By contrast, being able to laugh at ourselves and our foibles is healthy, and Dr. Ray’s gentle humor helps with this.
Of course, certain things are no laughing matter. Dr. Ray’s chapter on divorce is a stinging indictment of the current culture of no-fault dissolution of marriage and the ease with which so many couples commit “marital suicide,” to the severe detriment of their children. He also confronts the cultural fallacy that “the kids will be fine” if squabbling parents put an unhappy marriage out of its misery.
“It’s a nice theory,” writes Dr. Ray, “plausible-sounding on paper. Real life shreds it. Plenty of parents find that separate households don’t lead to a truce or a more peaceful coexistence.
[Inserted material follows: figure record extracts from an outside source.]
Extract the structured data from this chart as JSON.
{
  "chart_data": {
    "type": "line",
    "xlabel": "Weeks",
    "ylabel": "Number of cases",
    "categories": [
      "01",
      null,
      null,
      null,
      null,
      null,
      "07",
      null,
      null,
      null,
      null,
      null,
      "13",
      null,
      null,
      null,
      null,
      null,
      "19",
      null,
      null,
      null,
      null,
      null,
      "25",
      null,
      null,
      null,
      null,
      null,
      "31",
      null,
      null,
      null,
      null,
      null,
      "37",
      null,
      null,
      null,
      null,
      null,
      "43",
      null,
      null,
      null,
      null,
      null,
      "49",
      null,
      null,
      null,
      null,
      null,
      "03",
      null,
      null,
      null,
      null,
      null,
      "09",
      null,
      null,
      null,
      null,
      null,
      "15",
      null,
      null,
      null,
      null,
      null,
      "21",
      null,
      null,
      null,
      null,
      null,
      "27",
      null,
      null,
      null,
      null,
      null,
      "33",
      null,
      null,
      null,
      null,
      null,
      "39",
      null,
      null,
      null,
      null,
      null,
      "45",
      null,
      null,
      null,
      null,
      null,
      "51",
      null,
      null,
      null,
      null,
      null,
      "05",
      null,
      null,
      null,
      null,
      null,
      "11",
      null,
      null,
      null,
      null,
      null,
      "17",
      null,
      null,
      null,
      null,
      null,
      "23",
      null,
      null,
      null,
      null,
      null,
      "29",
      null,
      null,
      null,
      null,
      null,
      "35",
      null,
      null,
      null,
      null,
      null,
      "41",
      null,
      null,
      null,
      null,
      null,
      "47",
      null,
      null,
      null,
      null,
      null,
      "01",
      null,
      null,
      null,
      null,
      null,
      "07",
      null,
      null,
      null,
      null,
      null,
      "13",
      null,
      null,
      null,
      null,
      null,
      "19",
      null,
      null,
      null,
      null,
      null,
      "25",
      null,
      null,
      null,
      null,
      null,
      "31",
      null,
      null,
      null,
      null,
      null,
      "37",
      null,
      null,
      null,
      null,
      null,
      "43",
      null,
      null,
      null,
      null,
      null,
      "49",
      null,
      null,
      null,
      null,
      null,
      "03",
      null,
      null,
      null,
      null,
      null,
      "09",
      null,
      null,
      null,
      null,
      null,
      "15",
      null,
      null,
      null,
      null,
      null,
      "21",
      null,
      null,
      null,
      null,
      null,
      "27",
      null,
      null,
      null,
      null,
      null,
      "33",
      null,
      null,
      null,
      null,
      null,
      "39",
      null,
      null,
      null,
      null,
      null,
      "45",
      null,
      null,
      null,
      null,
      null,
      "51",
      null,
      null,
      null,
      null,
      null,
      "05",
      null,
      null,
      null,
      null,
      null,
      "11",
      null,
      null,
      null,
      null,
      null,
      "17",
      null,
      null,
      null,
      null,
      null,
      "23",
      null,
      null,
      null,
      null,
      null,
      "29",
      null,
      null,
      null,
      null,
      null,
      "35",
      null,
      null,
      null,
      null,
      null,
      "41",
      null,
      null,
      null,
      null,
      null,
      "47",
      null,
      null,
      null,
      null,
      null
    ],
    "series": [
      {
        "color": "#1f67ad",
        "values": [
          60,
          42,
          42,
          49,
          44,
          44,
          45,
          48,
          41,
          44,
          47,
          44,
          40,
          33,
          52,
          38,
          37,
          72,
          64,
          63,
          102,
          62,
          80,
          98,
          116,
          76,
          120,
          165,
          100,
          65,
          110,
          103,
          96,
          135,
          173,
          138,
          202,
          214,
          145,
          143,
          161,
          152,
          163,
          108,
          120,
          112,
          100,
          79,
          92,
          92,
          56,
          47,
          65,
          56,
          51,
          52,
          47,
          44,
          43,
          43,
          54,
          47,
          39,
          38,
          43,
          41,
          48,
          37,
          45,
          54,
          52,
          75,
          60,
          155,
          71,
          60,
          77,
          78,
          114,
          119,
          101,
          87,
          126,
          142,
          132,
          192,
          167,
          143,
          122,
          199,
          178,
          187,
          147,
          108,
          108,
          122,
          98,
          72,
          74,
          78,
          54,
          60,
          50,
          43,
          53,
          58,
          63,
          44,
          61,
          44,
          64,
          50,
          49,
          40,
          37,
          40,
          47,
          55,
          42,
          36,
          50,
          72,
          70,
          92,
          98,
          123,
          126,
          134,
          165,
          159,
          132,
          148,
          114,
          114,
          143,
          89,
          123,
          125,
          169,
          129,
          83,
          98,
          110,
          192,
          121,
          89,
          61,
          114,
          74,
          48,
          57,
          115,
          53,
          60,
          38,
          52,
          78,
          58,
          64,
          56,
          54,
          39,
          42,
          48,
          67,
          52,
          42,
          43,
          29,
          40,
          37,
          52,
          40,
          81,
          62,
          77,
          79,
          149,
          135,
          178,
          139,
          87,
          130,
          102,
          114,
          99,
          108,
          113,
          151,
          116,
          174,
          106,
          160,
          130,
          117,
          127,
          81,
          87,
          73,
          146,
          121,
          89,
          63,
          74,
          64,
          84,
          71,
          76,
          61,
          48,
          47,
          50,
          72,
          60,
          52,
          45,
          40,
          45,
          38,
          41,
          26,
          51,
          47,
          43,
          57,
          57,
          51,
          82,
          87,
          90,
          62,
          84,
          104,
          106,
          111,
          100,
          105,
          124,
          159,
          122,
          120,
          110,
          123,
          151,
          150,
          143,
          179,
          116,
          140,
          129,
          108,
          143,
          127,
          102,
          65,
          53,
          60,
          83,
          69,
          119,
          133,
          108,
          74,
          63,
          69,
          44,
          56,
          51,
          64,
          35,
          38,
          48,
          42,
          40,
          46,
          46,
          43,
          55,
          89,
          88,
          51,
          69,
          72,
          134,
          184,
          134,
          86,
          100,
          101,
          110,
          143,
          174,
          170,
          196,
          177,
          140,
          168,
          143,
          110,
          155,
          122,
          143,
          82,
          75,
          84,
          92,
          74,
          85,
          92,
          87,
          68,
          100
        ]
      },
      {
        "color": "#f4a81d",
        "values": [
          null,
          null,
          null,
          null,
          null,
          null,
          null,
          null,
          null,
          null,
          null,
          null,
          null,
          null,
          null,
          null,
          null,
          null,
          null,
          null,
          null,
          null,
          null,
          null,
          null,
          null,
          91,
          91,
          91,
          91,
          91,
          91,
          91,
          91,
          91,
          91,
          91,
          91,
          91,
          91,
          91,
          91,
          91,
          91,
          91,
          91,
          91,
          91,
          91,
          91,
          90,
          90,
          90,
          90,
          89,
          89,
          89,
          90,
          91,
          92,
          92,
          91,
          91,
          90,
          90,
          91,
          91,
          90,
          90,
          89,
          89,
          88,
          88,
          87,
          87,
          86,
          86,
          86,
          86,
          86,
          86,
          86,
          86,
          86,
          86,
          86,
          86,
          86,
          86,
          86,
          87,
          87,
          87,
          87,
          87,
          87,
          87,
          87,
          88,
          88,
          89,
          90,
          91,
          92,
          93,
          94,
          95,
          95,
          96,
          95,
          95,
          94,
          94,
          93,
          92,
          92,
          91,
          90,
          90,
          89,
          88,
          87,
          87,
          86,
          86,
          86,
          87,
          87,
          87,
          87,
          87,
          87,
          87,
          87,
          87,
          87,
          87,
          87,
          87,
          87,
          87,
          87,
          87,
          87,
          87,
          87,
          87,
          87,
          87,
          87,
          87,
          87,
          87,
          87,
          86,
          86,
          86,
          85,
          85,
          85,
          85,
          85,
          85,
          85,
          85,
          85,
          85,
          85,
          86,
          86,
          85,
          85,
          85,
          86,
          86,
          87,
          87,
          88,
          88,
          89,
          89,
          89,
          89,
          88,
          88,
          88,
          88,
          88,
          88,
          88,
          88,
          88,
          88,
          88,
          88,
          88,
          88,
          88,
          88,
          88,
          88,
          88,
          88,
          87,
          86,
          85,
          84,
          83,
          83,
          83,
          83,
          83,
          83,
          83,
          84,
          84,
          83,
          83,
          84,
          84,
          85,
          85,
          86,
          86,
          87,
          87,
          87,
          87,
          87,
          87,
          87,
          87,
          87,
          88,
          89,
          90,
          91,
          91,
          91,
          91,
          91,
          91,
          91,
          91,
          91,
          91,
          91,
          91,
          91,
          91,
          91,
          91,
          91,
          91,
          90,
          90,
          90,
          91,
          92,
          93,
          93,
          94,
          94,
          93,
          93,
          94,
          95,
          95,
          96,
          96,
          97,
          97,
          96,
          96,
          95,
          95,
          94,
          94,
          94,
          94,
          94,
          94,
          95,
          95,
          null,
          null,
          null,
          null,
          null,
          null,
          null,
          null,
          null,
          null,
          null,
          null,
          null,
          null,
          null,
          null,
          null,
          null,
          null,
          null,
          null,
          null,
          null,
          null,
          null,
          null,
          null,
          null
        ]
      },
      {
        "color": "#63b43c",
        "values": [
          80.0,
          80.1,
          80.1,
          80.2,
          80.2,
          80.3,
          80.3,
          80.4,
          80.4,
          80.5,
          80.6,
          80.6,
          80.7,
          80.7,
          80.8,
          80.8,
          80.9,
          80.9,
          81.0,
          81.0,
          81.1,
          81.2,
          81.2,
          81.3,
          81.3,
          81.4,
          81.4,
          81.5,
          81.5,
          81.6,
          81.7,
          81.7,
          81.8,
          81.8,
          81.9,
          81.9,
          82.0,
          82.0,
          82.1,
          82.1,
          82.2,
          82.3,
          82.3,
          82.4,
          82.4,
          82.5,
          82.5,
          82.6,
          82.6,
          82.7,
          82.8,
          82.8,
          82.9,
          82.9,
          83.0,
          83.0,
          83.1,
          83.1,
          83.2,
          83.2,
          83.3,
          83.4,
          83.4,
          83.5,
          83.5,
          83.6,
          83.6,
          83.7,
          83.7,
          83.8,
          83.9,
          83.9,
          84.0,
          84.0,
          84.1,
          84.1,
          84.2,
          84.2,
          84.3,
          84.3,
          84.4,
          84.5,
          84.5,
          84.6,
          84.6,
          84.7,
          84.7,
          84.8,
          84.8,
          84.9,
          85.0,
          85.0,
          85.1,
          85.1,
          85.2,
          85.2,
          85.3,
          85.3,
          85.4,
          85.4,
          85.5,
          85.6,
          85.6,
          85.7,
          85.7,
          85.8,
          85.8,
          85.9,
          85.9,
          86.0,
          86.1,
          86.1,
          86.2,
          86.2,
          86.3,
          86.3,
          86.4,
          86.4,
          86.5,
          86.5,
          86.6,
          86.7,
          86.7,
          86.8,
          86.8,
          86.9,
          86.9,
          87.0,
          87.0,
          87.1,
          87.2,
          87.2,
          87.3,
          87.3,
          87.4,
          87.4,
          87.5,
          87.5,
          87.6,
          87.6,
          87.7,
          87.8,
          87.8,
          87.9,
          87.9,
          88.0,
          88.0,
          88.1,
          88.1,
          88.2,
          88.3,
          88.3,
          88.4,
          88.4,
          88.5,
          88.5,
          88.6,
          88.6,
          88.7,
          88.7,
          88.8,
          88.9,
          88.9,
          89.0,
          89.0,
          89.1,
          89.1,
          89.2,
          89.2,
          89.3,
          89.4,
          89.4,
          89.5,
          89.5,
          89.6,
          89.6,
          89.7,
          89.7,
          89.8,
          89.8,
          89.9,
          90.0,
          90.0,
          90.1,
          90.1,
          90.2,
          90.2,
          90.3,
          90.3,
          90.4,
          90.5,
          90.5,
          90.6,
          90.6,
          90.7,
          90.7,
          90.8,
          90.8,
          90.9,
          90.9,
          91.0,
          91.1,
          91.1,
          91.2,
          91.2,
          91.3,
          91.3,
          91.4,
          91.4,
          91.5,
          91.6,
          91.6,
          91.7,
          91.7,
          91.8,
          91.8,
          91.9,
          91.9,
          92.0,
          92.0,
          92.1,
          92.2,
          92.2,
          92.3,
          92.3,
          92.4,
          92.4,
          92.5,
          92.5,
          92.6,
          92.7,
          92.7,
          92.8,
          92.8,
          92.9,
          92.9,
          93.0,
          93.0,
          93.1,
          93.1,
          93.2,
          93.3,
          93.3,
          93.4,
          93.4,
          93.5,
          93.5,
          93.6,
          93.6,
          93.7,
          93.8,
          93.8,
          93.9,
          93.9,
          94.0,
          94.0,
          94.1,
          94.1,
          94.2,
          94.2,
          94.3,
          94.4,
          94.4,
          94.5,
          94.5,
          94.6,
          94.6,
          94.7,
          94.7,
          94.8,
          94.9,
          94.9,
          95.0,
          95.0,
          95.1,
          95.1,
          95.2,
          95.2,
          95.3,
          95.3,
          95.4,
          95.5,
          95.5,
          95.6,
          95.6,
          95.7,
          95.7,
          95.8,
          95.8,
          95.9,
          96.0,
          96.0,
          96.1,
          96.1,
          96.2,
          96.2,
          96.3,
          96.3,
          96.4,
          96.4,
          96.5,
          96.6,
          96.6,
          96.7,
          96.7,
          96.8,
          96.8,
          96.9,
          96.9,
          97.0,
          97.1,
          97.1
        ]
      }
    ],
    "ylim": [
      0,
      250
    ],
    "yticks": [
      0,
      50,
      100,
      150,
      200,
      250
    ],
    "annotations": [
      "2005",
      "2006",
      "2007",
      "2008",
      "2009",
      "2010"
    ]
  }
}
They might ease the former day-to-day strife, but they introduce new trials.” Dr. Ray also acknowledges the very real exasperation of the kids who live with their parents’ high-conflict marriage. They sometimes say to him, “Why are they staying together? Why don’t they just split and get it over with?” But this is a lament arising from despair and frustration. According to Dr. Ray, “Divorce is not what the kids want; it’s what they’re bracing themselves to accept.”
This book’s readability and solid applicability to daily life make it suitable for any reader, in solitude or in a group. It would also be an excellent book for couples to study as they prepare for marriage and family life.